Securing a reservation at the Michelin three-star restaurant French Laundry can be a challenge, to say the least, but not to worry: There’s always room for you down the street at Pancha’s. The food’s not as good, and neither are the drinks, the wine, the beer or the service. But, boy, is it ever a hell of a lot cheaper. And the ambience is a whole different kind of fun. “A word of warning though,” says Isaac Shumway, former beverage director at Tosca Cafe in San Francisco. “Do not piss off Rose the bartender.” She’s known for having a counterintuitive approach to bartender hospitality, one that’s roughly summed up by the framed sign in the bar reading, ‘Zero Tolerance for Idiots.’
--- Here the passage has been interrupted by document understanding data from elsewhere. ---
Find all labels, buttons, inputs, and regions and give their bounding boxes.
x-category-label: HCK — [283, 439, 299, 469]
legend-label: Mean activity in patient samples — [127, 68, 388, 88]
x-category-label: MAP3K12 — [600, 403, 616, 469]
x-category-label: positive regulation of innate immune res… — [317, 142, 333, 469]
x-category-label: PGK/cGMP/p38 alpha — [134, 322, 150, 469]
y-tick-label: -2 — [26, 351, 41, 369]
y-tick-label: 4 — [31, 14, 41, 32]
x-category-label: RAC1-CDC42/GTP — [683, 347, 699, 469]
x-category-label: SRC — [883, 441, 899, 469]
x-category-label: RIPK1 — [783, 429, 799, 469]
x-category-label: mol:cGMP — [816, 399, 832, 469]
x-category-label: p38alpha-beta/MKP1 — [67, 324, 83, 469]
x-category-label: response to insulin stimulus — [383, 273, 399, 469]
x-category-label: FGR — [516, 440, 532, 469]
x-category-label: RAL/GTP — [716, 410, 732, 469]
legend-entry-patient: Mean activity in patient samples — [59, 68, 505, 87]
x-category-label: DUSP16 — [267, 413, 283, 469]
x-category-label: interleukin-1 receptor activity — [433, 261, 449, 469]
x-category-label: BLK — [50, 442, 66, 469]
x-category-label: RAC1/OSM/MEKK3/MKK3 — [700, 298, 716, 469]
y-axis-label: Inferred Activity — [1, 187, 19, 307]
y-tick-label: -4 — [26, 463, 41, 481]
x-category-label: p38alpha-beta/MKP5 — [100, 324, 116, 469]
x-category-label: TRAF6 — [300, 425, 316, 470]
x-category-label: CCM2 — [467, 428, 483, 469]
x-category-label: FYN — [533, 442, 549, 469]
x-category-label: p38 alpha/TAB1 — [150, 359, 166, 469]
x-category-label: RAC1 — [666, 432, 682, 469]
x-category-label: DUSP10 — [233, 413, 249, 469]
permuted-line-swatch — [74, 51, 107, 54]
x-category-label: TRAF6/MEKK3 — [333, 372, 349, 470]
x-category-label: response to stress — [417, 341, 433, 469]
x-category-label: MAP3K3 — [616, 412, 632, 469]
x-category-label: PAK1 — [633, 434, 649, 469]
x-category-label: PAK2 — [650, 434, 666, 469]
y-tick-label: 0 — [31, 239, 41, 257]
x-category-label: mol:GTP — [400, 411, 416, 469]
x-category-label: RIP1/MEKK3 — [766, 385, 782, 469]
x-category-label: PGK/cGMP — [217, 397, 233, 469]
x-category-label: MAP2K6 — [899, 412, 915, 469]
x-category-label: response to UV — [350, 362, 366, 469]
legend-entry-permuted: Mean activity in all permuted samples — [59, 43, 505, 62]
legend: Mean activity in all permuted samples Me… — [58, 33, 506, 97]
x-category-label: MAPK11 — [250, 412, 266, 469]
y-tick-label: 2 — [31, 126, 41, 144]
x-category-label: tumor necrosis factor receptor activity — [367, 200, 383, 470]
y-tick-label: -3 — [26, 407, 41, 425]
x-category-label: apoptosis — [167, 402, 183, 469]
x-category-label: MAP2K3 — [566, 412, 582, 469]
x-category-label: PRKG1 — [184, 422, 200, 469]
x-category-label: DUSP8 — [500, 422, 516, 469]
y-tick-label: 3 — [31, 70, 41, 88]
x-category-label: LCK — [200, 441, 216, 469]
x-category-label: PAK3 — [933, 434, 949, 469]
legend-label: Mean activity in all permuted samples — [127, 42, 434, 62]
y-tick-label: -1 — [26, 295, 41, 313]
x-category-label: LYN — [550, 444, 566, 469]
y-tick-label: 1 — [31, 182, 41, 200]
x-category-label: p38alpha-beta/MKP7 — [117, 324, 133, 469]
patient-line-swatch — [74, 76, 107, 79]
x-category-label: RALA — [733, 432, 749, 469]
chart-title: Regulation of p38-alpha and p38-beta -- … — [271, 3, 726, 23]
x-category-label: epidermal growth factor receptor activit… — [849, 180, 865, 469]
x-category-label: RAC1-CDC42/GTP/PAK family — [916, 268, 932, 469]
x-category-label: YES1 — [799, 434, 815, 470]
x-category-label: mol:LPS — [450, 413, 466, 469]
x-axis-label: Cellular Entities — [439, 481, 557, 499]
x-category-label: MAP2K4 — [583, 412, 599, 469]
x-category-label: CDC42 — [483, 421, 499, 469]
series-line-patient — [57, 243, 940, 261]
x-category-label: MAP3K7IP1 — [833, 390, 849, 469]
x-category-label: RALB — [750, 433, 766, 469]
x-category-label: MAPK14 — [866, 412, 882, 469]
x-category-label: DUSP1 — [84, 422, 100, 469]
“The Horse,” as it’s known roundabout Fell’s Point, was established in 1775. It’s purported to be the last place Edgar Allen Poe visited before his mysterious death on October 7th, 1849, and the locals say Poe’s ghost still haunts the place. “The Horse ticks all the boxes you love about a great old dive,” says Tobin Ellis, one of the country’s leading hospitality consultants. “Genuinely friendly bartenders, a ton of whiskey, a worn-in feel with horse saddle bar stools, and live music seven nights a week.” And this being Maryland and all, let it be noted that the crab cake is legit.